By: Alexander Holderith, USM ‘20
During and after the testimony of Dr. Christine Blasey Ford and now Justice Brett Kavanaugh, it became increasingly clear that the intransigence of the Republicans on the Senate Judiciary Committee, much to the chagrin of democrats across the country, would lead to the confirmation of Judge Kavanaugh to the Supreme Court.
Newspaper editorials and statements from groups across the country went into a tirade as his confirmation was moved to the full Senate for consideration. Despite floods of protestors in the Senate Office Buildings and screams of dissent from the Senate Chamber Gallery, the Senate voted to confirm Judge Kavanaugh 50-48.
While the rage that followed was entirely anticipated, the central theme of protest seemed to change. No longer was it a fight to stop Brett Kavanaugh’s confirmation, it was now a fight to question the very legitimacy of the system that put him on the bench.
Publications such as The Guardian printed stories with headlines claiming that “Brett Kavanaugh’s confirmation isn’t democracy. It’s a judicial coup” and Vox’s Ezra Klein decried, “The rigging of American politics.” The failure of the process, Klein claims in his piece, rests with the two representatives per state structure of the Senate itself. It was as if the Madisonian dissatisfaction with The Great Compromise had decided to rear its head again 230 years later, albeit with a palpable lack of noble statesmen. Even further, the tone of many protestors seemed to imply that the very idea of representation was flawed.
The general premise then, it seems, is that when the Senate or House is to consider widely consequential nominations or legislation, the people get to conduct either a popular referendum on Congress’s decision, or a passion inflamed snap election in which no representatives are safe.
The foundational principle of representative democracy is the power that we entrust to professional legislators. Between 2015 and 2017, our elected officials in the 114th Congress introduced 10,078 pieces of legislation, or 18 per member of the House and Senate. Can you name the 329 that made it into law? Can you name five? I can’t. That’s why I trust Chuck Schumer and Kirsten Gillibrand to do it for me. So why, then, should I consider myself qualified to do their job for even one day out of the year? Especially when a decision of immense consequence, such as the vote for a Supreme Court nominee, makes their qualifications and our trust in them when they were elected of the utmost relevance to making such a decision.

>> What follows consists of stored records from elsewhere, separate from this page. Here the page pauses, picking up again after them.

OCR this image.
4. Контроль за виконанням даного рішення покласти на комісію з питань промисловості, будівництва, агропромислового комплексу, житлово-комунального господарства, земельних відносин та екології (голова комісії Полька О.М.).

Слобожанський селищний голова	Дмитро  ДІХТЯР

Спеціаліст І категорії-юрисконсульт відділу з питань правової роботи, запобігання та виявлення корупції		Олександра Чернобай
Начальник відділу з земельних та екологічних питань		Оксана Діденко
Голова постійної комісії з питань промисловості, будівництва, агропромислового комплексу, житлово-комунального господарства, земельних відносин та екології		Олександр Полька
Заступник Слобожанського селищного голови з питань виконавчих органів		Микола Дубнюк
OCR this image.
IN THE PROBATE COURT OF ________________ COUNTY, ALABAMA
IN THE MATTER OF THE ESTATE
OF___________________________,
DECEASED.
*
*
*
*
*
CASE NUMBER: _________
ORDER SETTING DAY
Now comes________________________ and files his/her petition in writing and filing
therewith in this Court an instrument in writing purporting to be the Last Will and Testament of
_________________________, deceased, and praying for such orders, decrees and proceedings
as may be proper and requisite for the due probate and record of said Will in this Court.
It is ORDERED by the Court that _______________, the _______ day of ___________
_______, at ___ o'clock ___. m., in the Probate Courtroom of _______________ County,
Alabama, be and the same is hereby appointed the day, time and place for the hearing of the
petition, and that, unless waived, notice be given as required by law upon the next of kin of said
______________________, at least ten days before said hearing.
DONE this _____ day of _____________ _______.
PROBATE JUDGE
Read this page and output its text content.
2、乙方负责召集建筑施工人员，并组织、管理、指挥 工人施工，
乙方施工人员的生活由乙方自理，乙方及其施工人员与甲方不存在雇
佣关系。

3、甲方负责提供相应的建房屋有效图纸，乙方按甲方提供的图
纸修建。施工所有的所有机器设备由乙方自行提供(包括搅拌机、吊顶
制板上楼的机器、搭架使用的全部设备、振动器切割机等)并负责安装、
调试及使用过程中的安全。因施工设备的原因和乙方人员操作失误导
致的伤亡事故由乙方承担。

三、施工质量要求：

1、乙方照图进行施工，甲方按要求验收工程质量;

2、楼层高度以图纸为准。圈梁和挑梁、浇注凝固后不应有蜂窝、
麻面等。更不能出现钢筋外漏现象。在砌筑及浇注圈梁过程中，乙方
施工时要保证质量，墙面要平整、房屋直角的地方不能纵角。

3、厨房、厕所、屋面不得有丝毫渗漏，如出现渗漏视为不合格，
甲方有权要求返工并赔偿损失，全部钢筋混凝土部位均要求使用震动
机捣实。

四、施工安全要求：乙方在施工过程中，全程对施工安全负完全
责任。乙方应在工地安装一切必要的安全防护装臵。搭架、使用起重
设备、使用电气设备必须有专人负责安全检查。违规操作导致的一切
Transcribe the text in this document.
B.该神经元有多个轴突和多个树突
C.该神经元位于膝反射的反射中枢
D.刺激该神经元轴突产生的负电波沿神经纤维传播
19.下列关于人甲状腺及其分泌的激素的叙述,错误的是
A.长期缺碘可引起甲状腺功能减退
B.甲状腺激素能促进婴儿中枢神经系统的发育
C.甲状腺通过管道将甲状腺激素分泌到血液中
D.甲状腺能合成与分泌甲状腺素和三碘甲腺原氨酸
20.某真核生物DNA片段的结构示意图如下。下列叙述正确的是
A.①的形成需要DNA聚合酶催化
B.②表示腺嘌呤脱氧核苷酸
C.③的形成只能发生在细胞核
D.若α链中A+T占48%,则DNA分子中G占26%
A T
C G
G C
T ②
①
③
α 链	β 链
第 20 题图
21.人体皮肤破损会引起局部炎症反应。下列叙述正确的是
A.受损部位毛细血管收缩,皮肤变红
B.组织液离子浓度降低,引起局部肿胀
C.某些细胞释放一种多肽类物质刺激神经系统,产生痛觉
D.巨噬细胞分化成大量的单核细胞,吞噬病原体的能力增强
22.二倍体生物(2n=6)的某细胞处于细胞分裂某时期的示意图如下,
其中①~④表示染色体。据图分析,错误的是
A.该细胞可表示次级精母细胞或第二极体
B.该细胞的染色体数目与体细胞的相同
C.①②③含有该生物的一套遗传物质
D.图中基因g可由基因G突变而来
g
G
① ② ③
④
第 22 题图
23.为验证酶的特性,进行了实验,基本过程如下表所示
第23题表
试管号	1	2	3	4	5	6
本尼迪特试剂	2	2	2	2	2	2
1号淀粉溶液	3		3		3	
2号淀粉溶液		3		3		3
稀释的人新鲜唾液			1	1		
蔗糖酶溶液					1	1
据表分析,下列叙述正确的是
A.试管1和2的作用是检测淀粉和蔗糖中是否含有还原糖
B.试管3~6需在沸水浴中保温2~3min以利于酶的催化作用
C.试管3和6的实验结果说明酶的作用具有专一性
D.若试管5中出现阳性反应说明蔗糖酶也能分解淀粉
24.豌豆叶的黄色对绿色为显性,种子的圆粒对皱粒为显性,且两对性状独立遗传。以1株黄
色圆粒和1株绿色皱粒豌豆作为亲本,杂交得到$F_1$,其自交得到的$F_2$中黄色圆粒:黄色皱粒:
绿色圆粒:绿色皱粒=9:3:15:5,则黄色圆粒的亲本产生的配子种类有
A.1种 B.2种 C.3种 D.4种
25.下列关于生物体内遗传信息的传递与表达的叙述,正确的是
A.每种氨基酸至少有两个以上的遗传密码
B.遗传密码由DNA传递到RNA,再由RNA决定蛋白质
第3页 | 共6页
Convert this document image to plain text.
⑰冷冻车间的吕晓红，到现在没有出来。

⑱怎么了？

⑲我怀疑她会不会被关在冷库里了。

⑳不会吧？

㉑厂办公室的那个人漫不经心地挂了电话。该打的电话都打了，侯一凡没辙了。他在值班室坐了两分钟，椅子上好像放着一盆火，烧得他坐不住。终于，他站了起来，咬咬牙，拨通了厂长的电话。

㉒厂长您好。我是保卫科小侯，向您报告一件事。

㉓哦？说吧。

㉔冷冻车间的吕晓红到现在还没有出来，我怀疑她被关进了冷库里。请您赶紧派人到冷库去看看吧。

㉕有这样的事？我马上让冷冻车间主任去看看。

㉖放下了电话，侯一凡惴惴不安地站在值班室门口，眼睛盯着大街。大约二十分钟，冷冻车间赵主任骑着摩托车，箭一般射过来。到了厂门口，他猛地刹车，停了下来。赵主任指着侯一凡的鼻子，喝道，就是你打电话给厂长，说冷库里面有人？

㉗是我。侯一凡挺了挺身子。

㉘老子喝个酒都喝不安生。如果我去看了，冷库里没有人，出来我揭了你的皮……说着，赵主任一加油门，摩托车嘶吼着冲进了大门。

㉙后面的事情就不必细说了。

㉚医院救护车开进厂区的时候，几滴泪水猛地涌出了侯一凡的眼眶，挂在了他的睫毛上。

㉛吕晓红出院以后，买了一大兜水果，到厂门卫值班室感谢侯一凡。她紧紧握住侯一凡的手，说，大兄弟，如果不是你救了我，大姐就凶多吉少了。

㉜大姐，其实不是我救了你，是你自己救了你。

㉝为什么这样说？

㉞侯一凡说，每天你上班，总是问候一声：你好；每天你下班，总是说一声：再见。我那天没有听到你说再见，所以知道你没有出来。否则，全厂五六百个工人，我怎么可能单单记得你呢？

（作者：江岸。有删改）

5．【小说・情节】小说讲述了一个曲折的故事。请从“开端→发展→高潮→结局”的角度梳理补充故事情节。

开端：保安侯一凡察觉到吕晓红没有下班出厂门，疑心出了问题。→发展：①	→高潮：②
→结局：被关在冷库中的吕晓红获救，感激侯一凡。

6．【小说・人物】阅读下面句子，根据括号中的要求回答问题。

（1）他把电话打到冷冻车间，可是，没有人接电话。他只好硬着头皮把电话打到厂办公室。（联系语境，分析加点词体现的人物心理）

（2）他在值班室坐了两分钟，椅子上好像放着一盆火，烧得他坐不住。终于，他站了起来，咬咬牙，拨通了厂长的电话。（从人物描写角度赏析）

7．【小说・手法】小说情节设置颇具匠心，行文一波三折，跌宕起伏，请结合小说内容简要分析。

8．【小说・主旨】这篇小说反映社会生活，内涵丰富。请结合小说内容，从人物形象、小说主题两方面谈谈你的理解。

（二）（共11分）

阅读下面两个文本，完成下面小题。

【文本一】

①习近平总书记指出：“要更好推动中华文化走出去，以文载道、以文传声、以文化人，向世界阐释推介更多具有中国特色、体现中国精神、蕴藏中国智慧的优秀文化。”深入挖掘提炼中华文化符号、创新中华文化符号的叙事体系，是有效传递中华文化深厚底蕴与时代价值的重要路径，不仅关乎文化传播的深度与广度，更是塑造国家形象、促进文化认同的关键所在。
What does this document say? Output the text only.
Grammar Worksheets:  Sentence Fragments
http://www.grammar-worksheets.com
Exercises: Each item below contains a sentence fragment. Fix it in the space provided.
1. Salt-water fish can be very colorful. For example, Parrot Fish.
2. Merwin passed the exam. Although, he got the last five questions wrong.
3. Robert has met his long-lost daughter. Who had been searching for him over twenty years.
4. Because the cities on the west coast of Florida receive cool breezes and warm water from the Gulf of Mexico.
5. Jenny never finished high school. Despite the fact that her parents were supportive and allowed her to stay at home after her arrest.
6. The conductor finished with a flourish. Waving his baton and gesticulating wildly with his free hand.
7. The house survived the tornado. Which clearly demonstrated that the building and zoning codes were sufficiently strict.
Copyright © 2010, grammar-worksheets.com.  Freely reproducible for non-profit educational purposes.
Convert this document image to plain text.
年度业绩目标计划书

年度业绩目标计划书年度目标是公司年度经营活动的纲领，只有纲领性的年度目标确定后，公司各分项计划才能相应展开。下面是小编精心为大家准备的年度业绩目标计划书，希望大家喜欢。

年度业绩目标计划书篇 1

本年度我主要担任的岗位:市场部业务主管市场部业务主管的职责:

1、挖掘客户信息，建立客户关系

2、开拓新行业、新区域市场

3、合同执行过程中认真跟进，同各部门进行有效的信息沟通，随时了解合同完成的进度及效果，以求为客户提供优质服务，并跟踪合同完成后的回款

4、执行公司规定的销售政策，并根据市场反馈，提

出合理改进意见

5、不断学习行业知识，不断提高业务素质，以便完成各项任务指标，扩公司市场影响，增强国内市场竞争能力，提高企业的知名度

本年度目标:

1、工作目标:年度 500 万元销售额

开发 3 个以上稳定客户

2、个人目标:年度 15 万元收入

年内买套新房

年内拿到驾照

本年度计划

The truth is that we, as citizens of Maine, New York, Massachusetts, New Hampshire and all the other states of the union decided 230 years ago that, actually, we didn’t know all that much about governing and that perhaps we should entrust power those who do. And so this is what is on the table in November. This is our popular referendum. Make your voice heard now. You will not get another chance until 2020.